2019 Tilth Alliance Conference: Learning Beyond the Surface

This year CSANR sponsored travel for several WSU students to attend the Tilth Conference in Yakima, WA. We are posting reflections written by the students over the next several weeks. To view student posts from this year and prior years, visit https://csanr.wsu.edu/tag/tilth/

Kathryn Fitzgerald head shot.
WSU student Kathryn Fitzgerald

Before attending the Tilth Alliance Conference I was unsure what “tilth” even meant. I am currently a senior studying organic and sustainable agriculture at Washington State University. I grew up on my family’s dairy farm in Southern Idaho where the majority of the farms are commodity crops and there is not much farm-consumer interactions. I knew that there would be great food and people who shared a common goal of growing food in a way that promotes social, economic and environmental viability.

After reading through the event schedule I knew that I would meet some incredible educators, farmers, and food advocates. I learned that the Tilth Alliance came from a convergence of Seattle Tilth, Tilth Producers, and Cascade Harvest Coalition. “Tilth” refers to the cultivation of the land. This conference wasn’t just about growing good food, or celebrating sustainable food systems, this conference brought about a sense of community. Reminding attendees that there are people that are fighting the same fight you are.

I felt incredibly welcomed and I learned so much from the keynote speakers and session presenters in two packed days.

Growing up in rural Idaho I became aware of student food insecurity at a very young age. I wanted to dive deeper into “Farm to School” model and learn from farmers that are already a part of these programs.
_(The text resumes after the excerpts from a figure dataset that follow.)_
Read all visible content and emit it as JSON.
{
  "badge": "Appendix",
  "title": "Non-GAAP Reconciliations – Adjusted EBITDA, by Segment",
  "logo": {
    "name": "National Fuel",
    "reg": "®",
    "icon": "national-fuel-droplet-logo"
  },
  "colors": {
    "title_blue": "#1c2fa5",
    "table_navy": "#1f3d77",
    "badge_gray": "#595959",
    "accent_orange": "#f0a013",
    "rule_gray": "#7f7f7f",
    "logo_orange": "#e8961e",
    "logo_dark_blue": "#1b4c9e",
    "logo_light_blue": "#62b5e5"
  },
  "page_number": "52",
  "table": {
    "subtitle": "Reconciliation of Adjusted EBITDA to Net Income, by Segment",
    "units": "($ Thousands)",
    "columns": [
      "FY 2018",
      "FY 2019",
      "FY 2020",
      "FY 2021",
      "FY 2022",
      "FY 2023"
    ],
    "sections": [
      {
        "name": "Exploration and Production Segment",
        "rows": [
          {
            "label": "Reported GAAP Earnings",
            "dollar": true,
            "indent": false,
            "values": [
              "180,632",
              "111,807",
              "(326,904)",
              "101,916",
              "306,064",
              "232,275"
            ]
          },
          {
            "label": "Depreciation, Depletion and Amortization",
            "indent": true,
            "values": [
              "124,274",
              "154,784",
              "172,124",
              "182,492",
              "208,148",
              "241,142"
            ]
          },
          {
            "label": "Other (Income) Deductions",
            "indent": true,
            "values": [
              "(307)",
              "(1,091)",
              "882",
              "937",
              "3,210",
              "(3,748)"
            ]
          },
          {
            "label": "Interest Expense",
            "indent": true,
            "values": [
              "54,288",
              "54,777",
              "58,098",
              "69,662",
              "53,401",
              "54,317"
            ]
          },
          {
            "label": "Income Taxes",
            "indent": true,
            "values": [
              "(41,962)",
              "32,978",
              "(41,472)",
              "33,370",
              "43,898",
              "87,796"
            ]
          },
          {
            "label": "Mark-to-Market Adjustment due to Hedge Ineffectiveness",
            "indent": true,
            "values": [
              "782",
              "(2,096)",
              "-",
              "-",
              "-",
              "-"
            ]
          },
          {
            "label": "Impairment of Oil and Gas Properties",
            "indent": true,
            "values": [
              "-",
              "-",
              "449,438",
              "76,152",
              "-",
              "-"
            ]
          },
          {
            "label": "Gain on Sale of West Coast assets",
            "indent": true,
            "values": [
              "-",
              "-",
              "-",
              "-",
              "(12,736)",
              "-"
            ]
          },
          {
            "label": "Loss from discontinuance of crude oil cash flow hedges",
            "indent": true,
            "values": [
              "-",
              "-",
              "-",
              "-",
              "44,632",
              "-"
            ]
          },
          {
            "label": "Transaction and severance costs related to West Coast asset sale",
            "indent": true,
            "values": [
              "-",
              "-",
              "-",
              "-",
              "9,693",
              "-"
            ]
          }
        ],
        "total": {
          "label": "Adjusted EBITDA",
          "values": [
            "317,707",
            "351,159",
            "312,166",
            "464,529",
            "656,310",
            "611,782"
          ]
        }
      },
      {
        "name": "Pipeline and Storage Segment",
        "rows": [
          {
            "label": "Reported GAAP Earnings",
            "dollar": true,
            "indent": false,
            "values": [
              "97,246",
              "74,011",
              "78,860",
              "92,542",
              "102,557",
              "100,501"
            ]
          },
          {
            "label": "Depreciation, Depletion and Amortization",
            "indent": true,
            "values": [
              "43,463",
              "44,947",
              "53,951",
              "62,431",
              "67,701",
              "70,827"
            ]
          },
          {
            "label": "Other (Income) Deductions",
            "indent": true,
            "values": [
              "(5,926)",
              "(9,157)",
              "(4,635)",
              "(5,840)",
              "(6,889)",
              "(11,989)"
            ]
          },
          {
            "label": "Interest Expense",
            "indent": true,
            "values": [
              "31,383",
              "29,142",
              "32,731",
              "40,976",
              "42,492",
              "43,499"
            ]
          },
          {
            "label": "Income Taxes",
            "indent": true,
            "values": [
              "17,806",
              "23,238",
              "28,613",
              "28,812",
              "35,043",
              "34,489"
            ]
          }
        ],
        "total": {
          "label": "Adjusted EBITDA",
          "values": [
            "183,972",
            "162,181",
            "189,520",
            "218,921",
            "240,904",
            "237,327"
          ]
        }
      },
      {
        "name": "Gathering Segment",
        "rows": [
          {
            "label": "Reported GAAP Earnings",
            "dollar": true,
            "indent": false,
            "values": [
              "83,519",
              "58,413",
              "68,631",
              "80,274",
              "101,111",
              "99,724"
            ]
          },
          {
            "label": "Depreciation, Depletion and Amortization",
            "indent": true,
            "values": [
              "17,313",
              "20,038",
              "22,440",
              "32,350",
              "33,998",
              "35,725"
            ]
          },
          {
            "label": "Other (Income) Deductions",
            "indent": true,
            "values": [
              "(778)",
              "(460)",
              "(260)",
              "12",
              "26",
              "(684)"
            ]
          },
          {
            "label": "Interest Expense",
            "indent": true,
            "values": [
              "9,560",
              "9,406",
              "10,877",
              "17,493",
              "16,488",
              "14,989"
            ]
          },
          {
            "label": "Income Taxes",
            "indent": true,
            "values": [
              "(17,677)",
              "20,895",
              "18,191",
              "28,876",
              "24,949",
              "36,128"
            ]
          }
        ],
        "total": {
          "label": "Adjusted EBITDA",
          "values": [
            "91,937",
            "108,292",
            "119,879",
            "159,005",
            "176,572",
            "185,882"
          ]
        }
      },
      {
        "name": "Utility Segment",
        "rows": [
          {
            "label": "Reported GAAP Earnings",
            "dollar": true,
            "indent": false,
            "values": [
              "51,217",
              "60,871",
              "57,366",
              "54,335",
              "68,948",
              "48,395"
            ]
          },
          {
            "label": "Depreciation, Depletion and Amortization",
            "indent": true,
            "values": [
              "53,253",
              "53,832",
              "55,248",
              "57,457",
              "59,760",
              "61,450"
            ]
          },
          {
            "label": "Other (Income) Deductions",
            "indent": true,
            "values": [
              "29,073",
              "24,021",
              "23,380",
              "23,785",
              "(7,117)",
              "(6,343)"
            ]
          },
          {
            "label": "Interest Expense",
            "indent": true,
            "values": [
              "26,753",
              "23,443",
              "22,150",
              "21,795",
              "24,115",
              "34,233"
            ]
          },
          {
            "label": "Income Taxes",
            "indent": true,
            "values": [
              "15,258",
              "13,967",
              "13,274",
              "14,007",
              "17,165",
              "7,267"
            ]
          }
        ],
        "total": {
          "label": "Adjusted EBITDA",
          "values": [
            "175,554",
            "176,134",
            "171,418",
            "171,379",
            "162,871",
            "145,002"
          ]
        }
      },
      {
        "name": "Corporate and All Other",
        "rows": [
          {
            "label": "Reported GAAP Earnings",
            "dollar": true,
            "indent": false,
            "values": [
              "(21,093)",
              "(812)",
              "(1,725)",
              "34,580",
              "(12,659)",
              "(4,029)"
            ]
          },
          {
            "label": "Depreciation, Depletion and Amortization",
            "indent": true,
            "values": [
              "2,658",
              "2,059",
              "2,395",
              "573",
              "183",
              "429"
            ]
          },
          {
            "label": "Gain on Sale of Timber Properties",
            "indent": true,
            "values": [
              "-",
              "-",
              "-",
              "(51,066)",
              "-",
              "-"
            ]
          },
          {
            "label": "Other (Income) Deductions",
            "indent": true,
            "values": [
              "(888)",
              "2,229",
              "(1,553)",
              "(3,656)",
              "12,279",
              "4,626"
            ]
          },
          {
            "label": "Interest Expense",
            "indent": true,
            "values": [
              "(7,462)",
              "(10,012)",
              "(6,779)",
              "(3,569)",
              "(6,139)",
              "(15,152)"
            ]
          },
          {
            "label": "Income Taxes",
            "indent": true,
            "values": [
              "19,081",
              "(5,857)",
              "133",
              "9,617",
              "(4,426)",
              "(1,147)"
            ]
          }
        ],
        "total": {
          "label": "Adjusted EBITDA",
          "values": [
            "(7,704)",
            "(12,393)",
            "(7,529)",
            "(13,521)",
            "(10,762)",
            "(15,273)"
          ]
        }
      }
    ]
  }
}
The first workshop that I went to featured Tobias Magaña of Magaña Farms, Chris Iberle from WSDA Regional Markets and Marcia Wagner from Grandview School District. Chris started the session by pointing out all the benefits that a farm to school program brings to the community, in Washington State alone almost $17 million went to WA grown foods. He also pointed out the community networking that comes with integrating these programs.

Tobias loved that he was able to introduce students to new vegetables and foods. This benefits the students’ health as well as drums up consumer interests for Tobias.  Marcia walked us through all the loopholes, paperwork, and grey area that has to be figured out before integrating these programs. She pointed out that schools must make this a priority as a whole community if they want programs to be successful. I learned about state-wide initiatives such as Taste Washington Day where schools serve locally grown food to highlight Washington agriculture.

I attended a pollinator education session put on by the Xerces Society. Xerces gets their name from the Xerces butterfly, the first North American butterfly to go extinct. The Xerces Society now works all around the country integrating pollinator habitats, working with cities and producers to improve both native and beneficial insect populations. The presenter, Eric Lee-Mader, was phenomenal. He went deep into the history of human and nature interactions, different consequences of how we have chosen to interact with our surroundings and the state that we are in globally in terms of biodiversity.

  • Earth has lost 60% of its biodiversity in the last 60 years
  • 25% of bumble bees are at risk of extinction
  • Between 1986-2016 insect biomass has declined by 76%

These are just to name a few of the stark statistics he provided. After showing us where we were, he spoke about the variety of farming systems that have existed in the 40 centuries we have of recorded farming activity. These examples were from all around the world and showed how farmers worked with nature and their surroundings to not only create beautiful landscapes put highly productive and sustainable production systems.

The Tilth Conference provided insight into different perspectives, information networks, and tools that farmers could use to improve their farm. From learning the ins and outs of open-source software to the legal policy controlling food banks and food distribution there was an abundance of knowledge to try to absorb. The food was good and the people were even better than promised.